The GOP scored another potential coup when Republican Illinois Rep. Mark Kirk decided to seek Mr. Obama's former Senate seat, now held by Democratic Sen. Roland Burris. Mr. Kirk, however, voted for a Democratic climate-change bill in the House, prompting about 30 people to hold a tea-party protest at his office. Many activists vow never to support him.
In New Hampshire, Republican leaders praise Senate candidate Kelly Ayotte as a new breed of telegenic Republican, even while some conservatives attack her record as state attorney general. Former Rep. Rob Simmons, who is seeking a Senate seat in Connecticut, and Rep. Mike Castle, who just announced his Senate candidacy in Delaware, face similar scorn.
"Personally, I'm just as fed up with the Republican Party as the Democratic Party," says Catherina Wojtowicz, coordinator of the Chicago tea-party group. "The Republican Party looks great on paper. But the people who call themselves Republicans, with a few exceptions, have no idea what the party stands for, or don't care."
In related news, erstwhile stimulus champion Crist has new radio ads up blasting President Obama's plan to "spend our way into prosperity." The once-moderate Simmons, meanwhile, who's in an eminently winnable race against Chris Dodd in true blue Connecticut, has reversed himself on card check and cap and trade legislation, and taken to carrying a tea bag around in his pocket to symbolize his affinity for the tea-party movement.
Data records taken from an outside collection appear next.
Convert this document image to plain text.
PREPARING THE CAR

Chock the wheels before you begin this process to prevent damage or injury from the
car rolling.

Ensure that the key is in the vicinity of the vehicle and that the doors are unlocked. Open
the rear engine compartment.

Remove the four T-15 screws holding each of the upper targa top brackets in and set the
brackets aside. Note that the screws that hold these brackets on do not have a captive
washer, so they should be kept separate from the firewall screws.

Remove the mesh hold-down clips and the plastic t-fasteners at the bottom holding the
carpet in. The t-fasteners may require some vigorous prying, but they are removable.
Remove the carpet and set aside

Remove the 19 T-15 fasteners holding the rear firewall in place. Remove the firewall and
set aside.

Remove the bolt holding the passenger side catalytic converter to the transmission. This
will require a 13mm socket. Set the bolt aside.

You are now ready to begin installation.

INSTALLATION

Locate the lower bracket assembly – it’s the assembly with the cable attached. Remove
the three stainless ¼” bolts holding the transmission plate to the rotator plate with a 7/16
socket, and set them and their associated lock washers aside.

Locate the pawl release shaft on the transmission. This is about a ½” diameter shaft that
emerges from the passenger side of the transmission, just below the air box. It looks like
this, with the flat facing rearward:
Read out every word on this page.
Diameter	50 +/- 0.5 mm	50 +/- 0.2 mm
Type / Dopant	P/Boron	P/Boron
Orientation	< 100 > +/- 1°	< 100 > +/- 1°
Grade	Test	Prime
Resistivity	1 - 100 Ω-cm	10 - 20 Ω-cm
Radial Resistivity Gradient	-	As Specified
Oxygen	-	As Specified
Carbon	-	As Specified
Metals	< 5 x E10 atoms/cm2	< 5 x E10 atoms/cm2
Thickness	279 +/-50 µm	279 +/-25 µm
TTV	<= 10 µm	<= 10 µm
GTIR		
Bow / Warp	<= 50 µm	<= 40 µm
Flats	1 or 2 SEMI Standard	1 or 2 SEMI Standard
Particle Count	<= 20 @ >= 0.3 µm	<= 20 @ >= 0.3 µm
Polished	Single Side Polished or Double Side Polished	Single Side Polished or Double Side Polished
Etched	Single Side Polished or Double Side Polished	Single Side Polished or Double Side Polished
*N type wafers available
Last week, I suggested that the tea-party insurgencies could hurt the GOP's chances to make major congressional gains either by winning (and supplying the party with less moderate nominees) or by losing and depressing conservative enthusiasm for the establishment nominees. I should've added that they could also hurt--especially in politically hostile terrain such as Connecticut--by pulling the establishment candidates far enough to the right to endanger them in the general.